Ein rätselhaftes, uneinheitliches und aufgrund des Absenzenrekords aller Parteien auch ziemlich unprofessionelles Bild gaben die Nationalräte der Grünen Partei (GPS) ab:
- GPS: 7 Ja zu 6 Nein bei 10 Enthaltungen (!) plus 7 Absenzen (!)
Das bedeutet also, dass von total 30 Nationalräten der GPS nur 7 die Motion Romano angenommen haben. Das ist zwar ziemlich schwach, aber immerhin überwog die Anzahl der Ja-Stimmen diejenige der Nein-Stimmen knapp.
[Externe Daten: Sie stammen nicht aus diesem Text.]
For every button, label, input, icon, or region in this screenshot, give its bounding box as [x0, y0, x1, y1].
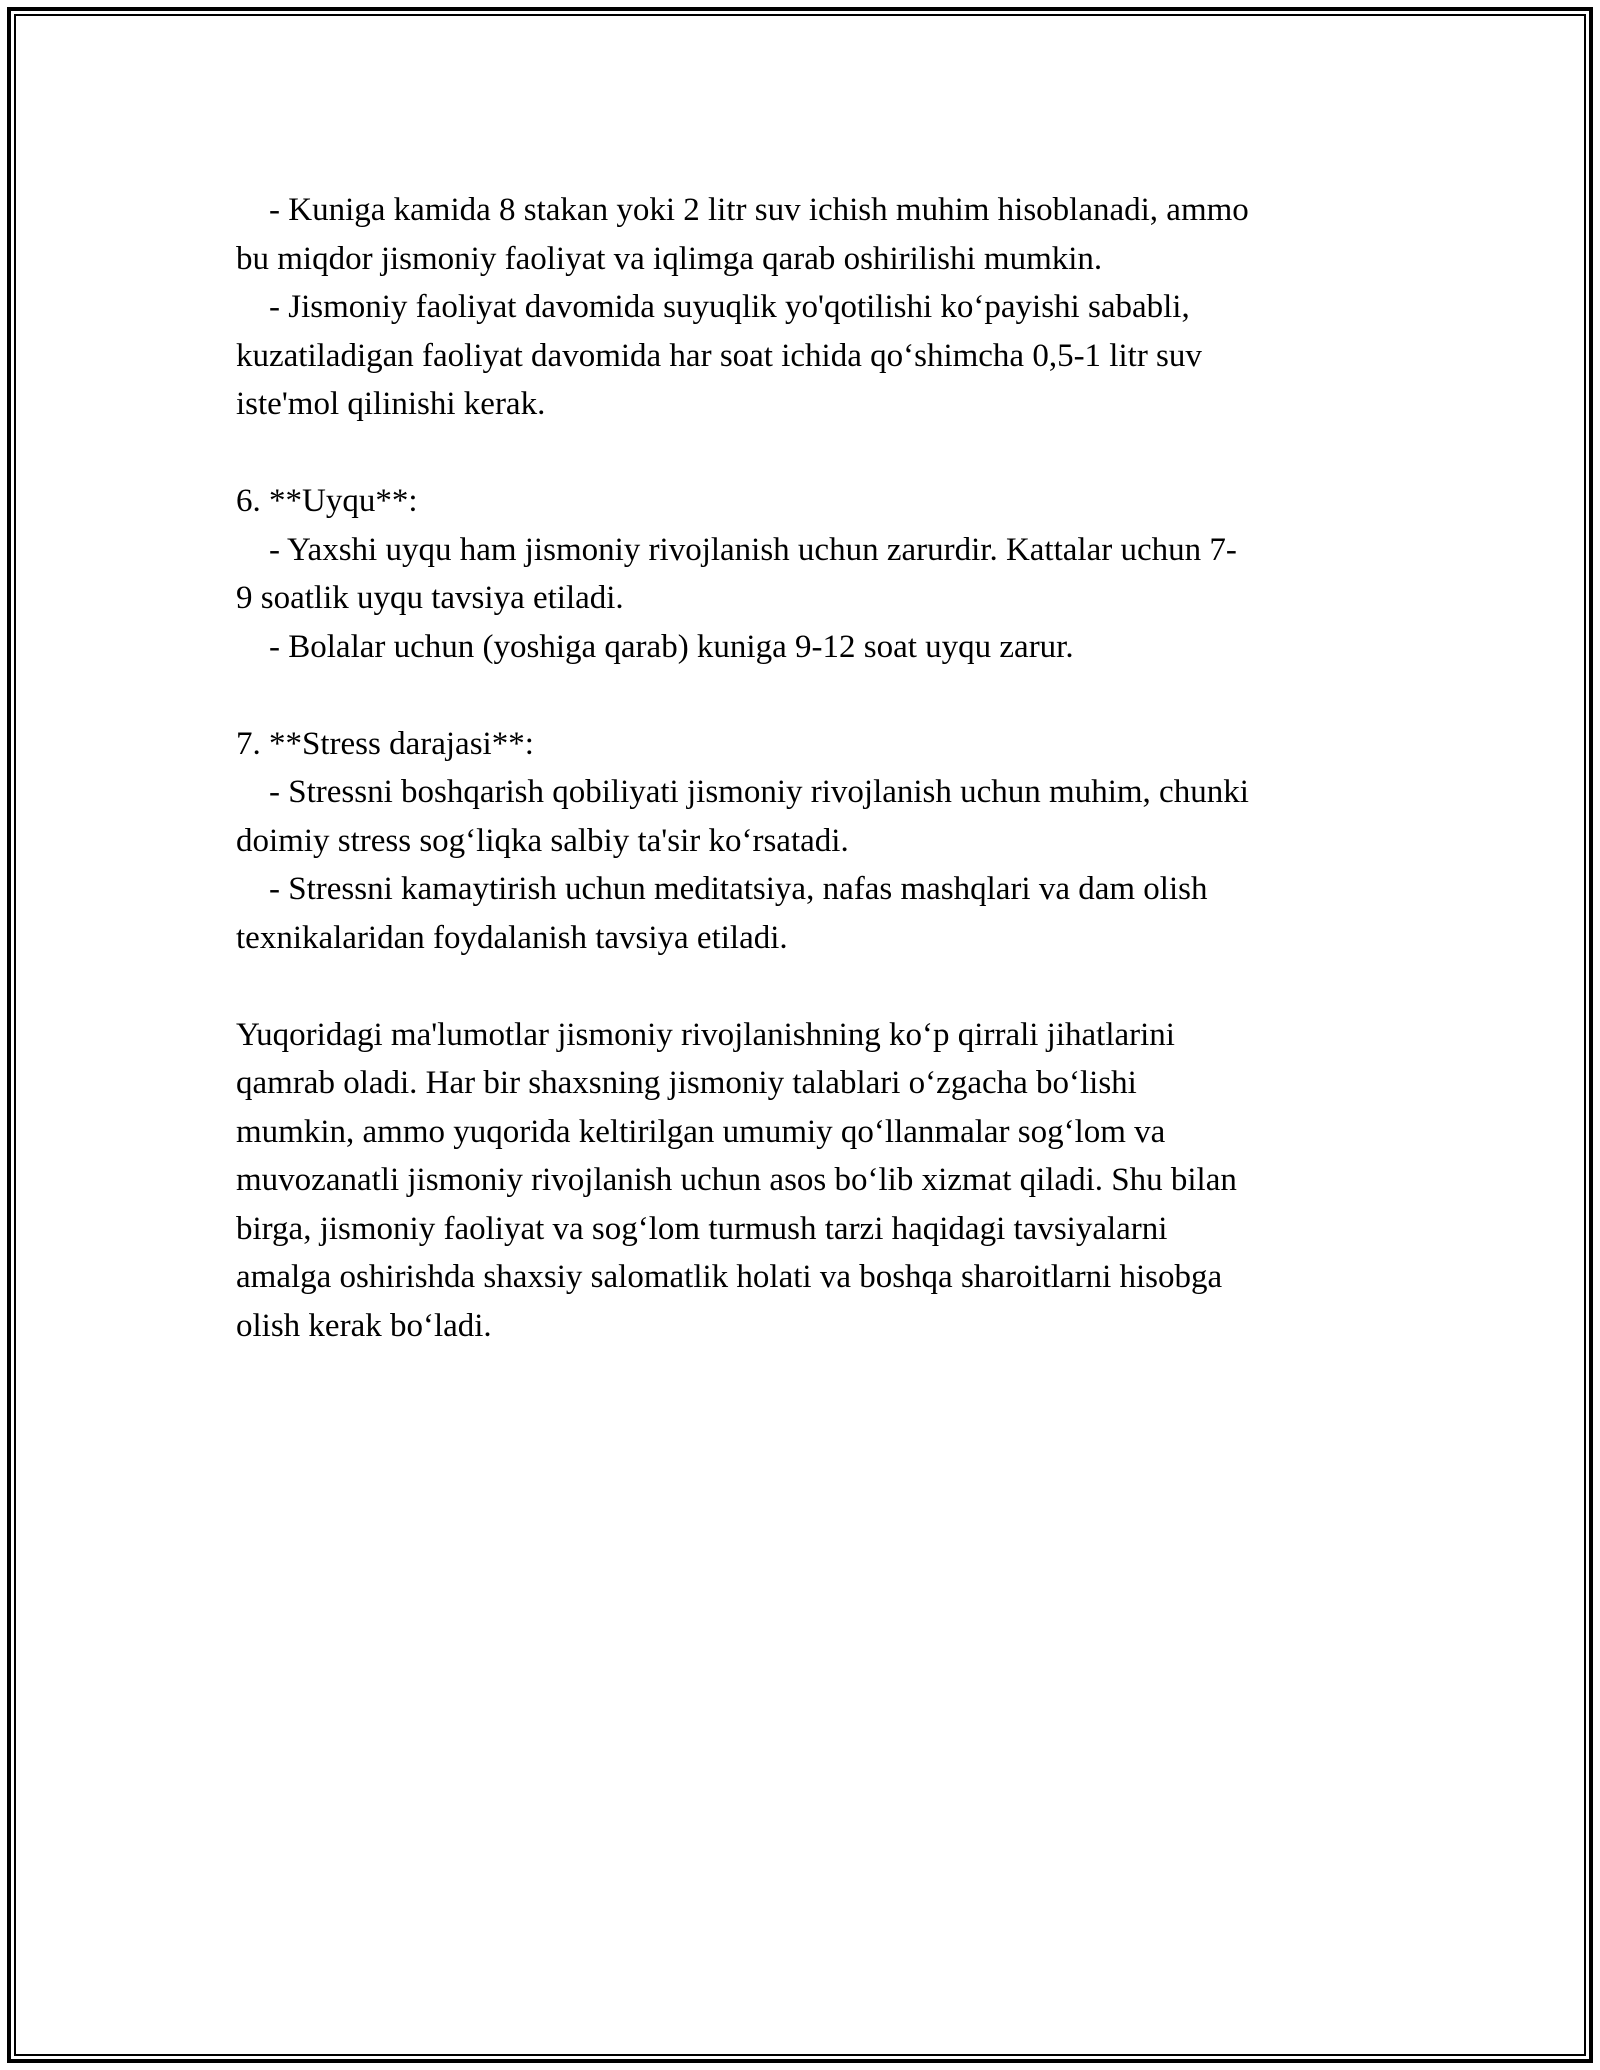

Die EVP, eine glücklicherweise nur kleine Partei, sprach sich anteilsmässig am klarsten gegen die Motion aus, und zwar mit 2 Nein und 1 Enthaltung. Folgende EVP-Nationalräte waren für die Nein-Stimmen verantwortlich:
- Marc Jost, EVP Bern
- Lilian Studer, EVP Aargau
Ausgerechnet die sich in Familienfragen jeweils ziemlich aufdringlich als "modern", "progressiv" usw. gebärdende SP bot ein ausserordentlich rückständiges, strukturkonservatives Abstimmverhalten:
- SP: 8 Ja zu 18 Nein bei 9 Enthaltungen plus 4 Absenzen
Das bedeutet also, dass von total 39 Nationalräten der SP nur 8 die Motion Romano angenommen haben und dass mehr als doppelt soviele Nein-Stimmen abgegeben wurden! – Man kann das wirklich nur peinlich nennen. Aus Platzgründen werden hier nur die profiliertesten SP-Nationalräte aufgelistet, die die Motion Romano abgelehnt haben:
- Cédric Wermuth, SP Aargau, Co-Präsident SP Schweiz
- Mattea Meyer, SP Zürich, Co-Präsidentin SP Schweiz
- Prisca Birrer-Heimo, SP Luzern
- Yvonne Feri, SP Aargau
- Claudia Friedl, SP St. Gallen
- Fabio Molina, SP Zürich
- Jon Pult, SP Graubünden, Bundesratskandidat
- Priska Seiler Graf, SP Zürich
Es ist auffällig, dass sogar auch junge SP-Nationalräte derart beschränkte und rückständige Positionen vertreten. Aufgrund ihrer Lippenbekenntnisse in den Medien wäre dies eigentlich nicht zu erwarten. Ihr progressives und auf modern gestyltes Auftreten hat sich anhand ihres tatsächlichen Abstimmverhaltens nun aber als leeres Geschwurbel erwiesen.
Wie geht es weiter?
Auf jeden Fall geht diese Vorlage nun in den Ständerat. Es ist gut möglich, dass sie dort bereits in der Frühlingssession 2024 behandelt wird. Nach einer allfälligen Annahme im Ständerat würde dann die entsprechende Gesetzesänderung konkret ausgearbeitet. Es bleibt zu hoffen, dass es an Weihnachten 2024 gleich nochmals ein schönes Geschenk gibt! – Die Kinder, die Väter sowie die tatsächlich progressiv denkenden Frauen in diesem Land würden sich freuen.